Исчезновение
Шрифт:
Заговорили об этом. Михаил предположил — мысль не новая, уже слышанная: а не провокация ли со стороны немчуры? Вся эта кампания, разгром кадров? Николай Григорьевич считал, что немецкая кишка тонка для такой провокации. Это, пожалуй, наше добротное, отечественное производство. Причем с древними традициями, еще со времен Ивана Васильевича, когда вырубались бояре, чтоб укрепить единоличную власть. Вопрос только — на что обратится эта власть? К какой цели будет направлена?
Михаил махал рукой:
— А тебе все цель нужна? Без цели никуда? С целью чай пьешь, в сортир ходишь?
Николай Григорьевич, сердясь — ибо разговор приближался к болезненному пункту, — объяснил, что во всяком движении привык видеть логику, начало и конец.
— Ну конечно,
— А в чем заключается твое барахтанье? В том, что переселился на дачу и возделываешь огородик?
— Хотя бы, черт вас подрал! В том, что не участвую, не служу, не езжу в черном «роллс-ройсе», ядри вашу в корень, наблюдателей…

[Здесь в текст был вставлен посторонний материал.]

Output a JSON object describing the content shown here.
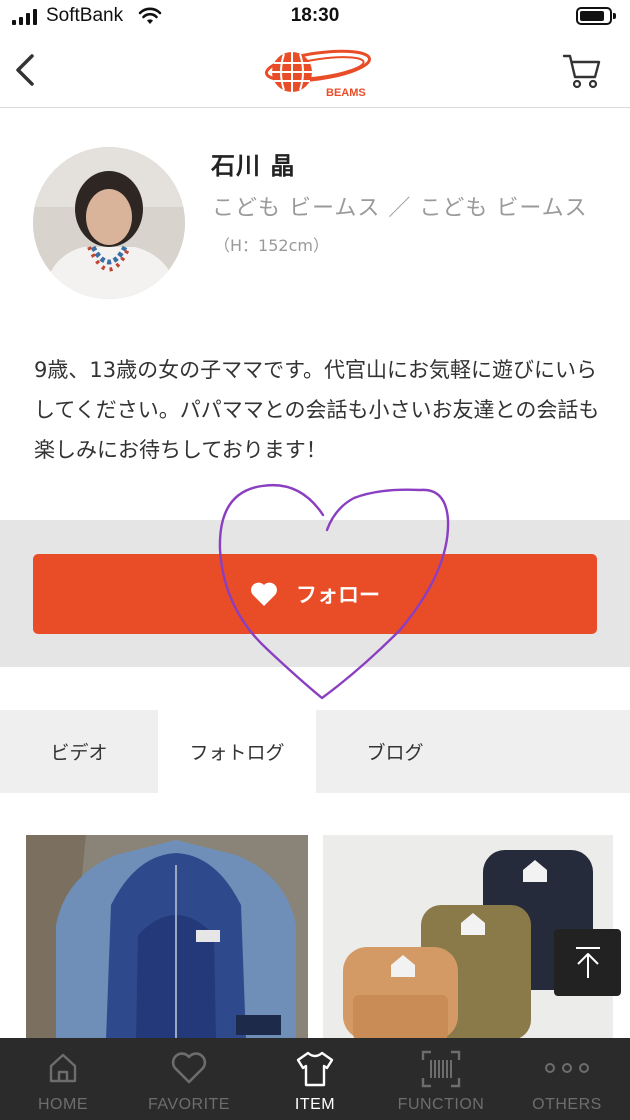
{
  "status_bar": {
    "carrier": "SoftBank",
    "time": "18:30"
  },
  "header": {
    "logo_text": "BEAMS",
    "logo_color": "#e94d28"
  },
  "profile": {
    "name": "石川 晶",
    "shop": "こども ビームス ／ こども ビームス",
    "height": "（H：152cm）",
    "bio": "9歳、13歳の女の子ママです。代官山にお気軽に遊びにいらしてください。パパママとの会話も小さいお友達との会話も楽しみにお待ちしております！"
  },
  "follow": {
    "label": "フォロー",
    "color": "#e94d28"
  },
  "tabs": [
    {
      "label": "ビデオ",
      "active": false
    },
    {
      "label": "フォトログ",
      "active": true
    },
    {
      "label": "ブログ",
      "active": false
    }
  ],
  "bottom_nav": [
    {
      "label": "HOME",
      "icon": "home-icon",
      "active": false
    },
    {
      "label": "FAVORITE",
      "icon": "heart-icon",
      "active": false
    },
    {
      "label": "ITEM",
      "icon": "tshirt-icon",
      "active": true
    },
    {
      "label": "FUNCTION",
      "icon": "barcode-icon",
      "active": false
    },
    {
      "label": "OTHERS",
      "icon": "more-icon",
      "active": false
    }
  ]
}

Кончилось, как обычно, руганью, новыми прикладываниями к коньяку. Стали вырывать из памяти дела двадцатилетней давности, Ростов восемнадцатого года, только что взятый отрядами Сиверса и Антонова-Овсеенко. Все это уже не могло волновать, но было нужно для спора. Михаил все стремился доказать — и это злило Николая Григорьевича, — что и он, младший и удачливый брат, тоже замешан, хотя и косвенно, в той чудовищной неразберихе, «своя своих не узнаша», которая сейчас творится. Тут была и ревность, копившаяся годами, и разочарование всей своей, по существу, разбитой, долгой жизни, и даже доля злорадства, и искренняя, смертельная тревога — главное, что кипело в сердце, — за дело, которое стало судьбой.
И Николай Григорьевич понимал это и видел за всеми злобными наскоками, несправедливостью и грубыми словами вот эту тревогу. Поэтому его собственная злость исчезала, едва возникнув. Он не мог долго сердиться на брата, старого дебошира, родного крикуна, на этого фантастического неудачника, у которого к концу жизни не осталось ничего — ни дела, ни семьи, ни дома.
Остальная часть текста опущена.